La stratégie d’intelligence économique dans l’aviation

La 49ème édition du Salon international de l’aéronautique et l’espace qui vient de se clôturer au Bourget a une nouvelle fois montré le poids de l’industrie aéronautique tant civile que militaire dans l’économie française avec ses 157 000 emplois (embauches de 8000 personnes par an) et les 18 milliards d’euros d’excédents commerciaux enregistrés chaque année.

Ce secteur se caractérise par une forte exposition à l’international où près de 75 % de l’activité est réalisée.
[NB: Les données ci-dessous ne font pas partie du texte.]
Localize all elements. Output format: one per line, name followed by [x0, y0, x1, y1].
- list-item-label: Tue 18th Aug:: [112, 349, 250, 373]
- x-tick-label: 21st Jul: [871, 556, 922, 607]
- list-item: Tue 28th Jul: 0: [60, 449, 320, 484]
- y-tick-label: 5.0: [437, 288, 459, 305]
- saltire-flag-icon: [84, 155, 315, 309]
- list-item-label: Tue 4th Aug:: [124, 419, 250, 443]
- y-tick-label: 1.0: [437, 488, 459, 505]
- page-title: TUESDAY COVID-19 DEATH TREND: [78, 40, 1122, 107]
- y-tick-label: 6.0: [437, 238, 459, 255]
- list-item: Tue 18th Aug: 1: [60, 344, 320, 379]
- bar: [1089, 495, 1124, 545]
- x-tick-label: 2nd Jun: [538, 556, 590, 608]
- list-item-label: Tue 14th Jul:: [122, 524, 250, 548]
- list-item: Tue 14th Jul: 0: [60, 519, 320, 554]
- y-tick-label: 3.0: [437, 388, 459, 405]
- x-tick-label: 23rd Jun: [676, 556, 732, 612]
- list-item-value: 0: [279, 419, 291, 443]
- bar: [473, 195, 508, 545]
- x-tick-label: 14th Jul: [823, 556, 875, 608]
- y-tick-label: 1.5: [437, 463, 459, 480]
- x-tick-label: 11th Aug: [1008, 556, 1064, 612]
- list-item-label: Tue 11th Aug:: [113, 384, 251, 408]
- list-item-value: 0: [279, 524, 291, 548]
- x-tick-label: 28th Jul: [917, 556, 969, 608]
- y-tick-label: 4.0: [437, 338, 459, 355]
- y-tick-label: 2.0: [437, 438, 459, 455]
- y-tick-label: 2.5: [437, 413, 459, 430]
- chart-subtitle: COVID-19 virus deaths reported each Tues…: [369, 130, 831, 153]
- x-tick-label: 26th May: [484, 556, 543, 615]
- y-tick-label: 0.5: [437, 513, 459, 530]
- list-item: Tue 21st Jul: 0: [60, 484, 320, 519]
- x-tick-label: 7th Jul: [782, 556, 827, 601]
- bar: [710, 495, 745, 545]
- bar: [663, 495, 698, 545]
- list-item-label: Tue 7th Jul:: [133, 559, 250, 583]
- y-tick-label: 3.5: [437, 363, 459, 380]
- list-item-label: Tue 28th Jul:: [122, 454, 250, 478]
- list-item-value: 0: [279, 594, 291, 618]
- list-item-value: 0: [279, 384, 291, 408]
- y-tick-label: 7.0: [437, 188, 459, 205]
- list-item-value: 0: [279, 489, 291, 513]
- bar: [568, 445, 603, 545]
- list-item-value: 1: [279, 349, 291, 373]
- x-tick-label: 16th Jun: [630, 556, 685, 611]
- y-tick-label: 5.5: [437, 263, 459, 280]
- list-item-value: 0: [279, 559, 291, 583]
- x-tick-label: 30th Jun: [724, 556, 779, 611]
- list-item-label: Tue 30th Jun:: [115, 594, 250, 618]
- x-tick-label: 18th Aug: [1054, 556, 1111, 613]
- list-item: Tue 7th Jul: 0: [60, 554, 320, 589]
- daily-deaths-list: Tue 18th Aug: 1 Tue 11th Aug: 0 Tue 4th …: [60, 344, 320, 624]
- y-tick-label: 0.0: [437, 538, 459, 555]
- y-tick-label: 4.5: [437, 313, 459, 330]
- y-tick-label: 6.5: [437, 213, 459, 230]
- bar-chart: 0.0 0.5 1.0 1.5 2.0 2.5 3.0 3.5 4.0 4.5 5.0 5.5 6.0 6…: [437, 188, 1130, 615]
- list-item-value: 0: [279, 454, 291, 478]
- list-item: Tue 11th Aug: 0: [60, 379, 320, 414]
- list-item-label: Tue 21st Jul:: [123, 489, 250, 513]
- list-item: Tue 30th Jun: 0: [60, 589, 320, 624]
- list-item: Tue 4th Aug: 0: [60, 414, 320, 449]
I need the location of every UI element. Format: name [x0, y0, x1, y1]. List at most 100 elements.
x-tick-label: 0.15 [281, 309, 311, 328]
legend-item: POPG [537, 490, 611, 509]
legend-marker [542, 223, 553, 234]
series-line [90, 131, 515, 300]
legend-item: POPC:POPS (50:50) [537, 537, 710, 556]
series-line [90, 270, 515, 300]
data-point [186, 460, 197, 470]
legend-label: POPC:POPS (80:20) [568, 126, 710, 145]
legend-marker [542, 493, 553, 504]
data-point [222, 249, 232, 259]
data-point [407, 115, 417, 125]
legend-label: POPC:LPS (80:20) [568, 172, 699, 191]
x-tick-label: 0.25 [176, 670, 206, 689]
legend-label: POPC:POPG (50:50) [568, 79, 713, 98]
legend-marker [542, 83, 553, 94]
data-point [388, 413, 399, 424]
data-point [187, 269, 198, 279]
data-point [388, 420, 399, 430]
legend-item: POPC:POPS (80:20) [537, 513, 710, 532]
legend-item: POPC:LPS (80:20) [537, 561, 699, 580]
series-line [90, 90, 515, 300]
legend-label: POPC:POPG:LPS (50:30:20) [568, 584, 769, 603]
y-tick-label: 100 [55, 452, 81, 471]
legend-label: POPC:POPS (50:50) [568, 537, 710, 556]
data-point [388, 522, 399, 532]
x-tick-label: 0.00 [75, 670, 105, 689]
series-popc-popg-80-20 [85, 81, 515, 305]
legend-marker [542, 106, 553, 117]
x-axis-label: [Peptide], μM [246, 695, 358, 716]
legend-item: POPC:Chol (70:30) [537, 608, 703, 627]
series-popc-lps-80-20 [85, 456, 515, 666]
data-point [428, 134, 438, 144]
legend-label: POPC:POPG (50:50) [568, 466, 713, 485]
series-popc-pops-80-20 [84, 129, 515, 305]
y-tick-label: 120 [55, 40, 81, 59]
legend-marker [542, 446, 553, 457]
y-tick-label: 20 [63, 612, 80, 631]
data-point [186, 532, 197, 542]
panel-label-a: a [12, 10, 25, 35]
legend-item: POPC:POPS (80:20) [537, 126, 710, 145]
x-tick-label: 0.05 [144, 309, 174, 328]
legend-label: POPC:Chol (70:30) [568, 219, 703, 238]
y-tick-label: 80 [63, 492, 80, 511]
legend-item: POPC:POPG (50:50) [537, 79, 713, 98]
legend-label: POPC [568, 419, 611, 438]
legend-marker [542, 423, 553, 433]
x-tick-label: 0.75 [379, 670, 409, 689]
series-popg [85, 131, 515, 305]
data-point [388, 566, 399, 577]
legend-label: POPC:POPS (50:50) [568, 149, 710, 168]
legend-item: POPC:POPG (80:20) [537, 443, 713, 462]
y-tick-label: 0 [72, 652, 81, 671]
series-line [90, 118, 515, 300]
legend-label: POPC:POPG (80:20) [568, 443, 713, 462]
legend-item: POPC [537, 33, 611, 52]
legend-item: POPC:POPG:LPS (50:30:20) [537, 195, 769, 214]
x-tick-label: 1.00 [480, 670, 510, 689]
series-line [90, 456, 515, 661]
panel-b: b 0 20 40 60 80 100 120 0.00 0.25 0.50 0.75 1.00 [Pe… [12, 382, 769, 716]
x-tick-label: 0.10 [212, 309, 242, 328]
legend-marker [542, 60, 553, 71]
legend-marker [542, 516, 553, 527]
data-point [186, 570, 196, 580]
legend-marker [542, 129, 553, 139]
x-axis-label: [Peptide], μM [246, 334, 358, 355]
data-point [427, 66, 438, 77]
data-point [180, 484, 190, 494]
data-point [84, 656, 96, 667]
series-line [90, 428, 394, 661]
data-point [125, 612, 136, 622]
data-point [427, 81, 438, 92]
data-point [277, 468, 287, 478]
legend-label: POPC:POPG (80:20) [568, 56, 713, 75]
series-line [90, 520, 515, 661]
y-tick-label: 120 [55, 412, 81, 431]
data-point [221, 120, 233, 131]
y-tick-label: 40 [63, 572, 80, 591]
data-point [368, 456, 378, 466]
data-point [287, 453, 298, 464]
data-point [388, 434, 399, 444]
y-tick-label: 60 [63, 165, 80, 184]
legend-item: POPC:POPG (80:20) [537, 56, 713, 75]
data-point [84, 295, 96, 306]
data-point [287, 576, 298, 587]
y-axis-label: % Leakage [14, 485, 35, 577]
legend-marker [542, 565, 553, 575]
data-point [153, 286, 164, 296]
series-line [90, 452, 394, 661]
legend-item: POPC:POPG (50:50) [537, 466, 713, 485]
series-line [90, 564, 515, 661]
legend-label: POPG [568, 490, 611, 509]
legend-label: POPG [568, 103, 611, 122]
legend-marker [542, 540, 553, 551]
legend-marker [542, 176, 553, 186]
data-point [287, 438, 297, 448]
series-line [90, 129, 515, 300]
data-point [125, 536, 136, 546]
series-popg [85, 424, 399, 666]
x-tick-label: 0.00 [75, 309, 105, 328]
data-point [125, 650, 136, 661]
Dans l’aviation commerciale, Airbus mène la danse et a annoncé au Salon du Bourget près de 730 commandes et options d’avions pour un montant de 72,2 milliards de dollars. Le programme Airbus A320Neo lancé officiellement en décembre 2010 cumule à ce jour plus de 1000 commandes ! L’essor global du transport aérien dans le monde stimule la construction aéronautique et le tissu des sous traitants. Cet essor se réalise sur la base du modèle de compagnie aérienne low cost qui plébiscite les avions short range type A320 ou Boeing 737. Ce segment de marché focalise toutes les attentions des compétiteurs étrangers, notamment russe, canadien, brésilien, indien et surtout chinois.

Ainsi, bien qu’elle vienne de vivre une semaine enivrante, l’industrie doit impérativement relever des défis d’ordre technologique, réglementaire, environnemental, financier, monétaire et concurrentiel. En clair, l’industrie aéronautique va profondément se transformer dans la décennie qui s’ouvre. De nouvelles alliances se créent, beaucoup avec l’Asie. Dans ce cadre, il convient de s’interroger sur les moyens de maintenir des capacités industrielles aéronautiques en Europe.
Des contraintes puissantes s’exercent aujourd’hui sur l’industrie aéronautique pour concevoir, produire et maintenir des aéronefs en Asie ou en Amérique du Sud. Les Indiens demandent une part de plus en plus importante dans la conception et l’ingénierie chez Airbus, les chinois ont obtenu une ligne d’assemblage d’A320 à Tianjin et poussent les équipementiers avec le C919, les brésiliens négocient sur des hélicoptères et des technologies militaires. De manière générale, on assiste à un vaste mouvement de transfert de compétences et de technologies vers ces économies de plus en plus émergées.
L’industrie doit alors avoir une parfaite vision et un bon pilotage stratégique pour accompagner ce changement. L’intelligence économique (IE) pose cette question du management stratégique de l’information. L’IE a construit une grille de lecture originale et novatrice des rapports de forces qui s’exercent dans le champ économique. Il faut ainsi écarter toute approche naïve ou mercantile de l’eldorado asiatique et éviter le pillage des technologies qui ont mobilisées de nombreuses ressources humaines et financières en Europe. Il faut savoir s’allier intelligemment.

Par ailleurs, le mouvement de balancier vers les émergents doit être mieux appréhendé du côté étatique. L’Etat doit avoir un rôle structurant pour la base industrielle et technologique en France dixit le Président Sarkozy. Cela n’est pas toujours traduit dans les faits en France, surtout pour les PME et les ETI. L’Etat américain se place, en revanche, souvent derrière son industrie et la soutient à l’international. Avec, parfois, une part de protectionnisme. On se souvient de l’appel d’offre de 200 avions ravitailleurs commandés à Boeing en 2010 à la suite de l’opposition avec EADS. La décision fut éminemment politique avant d’être économique. De manière générale, l’Etat doit exercer un pilotage stratégique des technologies de demain en investissant dans les bons projets. En France, des outils existent (Crédit d’impôts, Grand Emprunt, Pôle de compétitivité, Fonds Stratégique d’Investissement, Comité de filière) mais beaucoup de financements sont souvent alloués dans leur globalité aux principaux constructeurs et équipementiers. Au détriment des technologies de rupture et de l’innovation ? Une stratégie d’intelligence économique permet de concilier le pilotage stratégique d’une entreprise ou d’un secteur avec l’économie mondiale dans le respect des intérêts de chacun.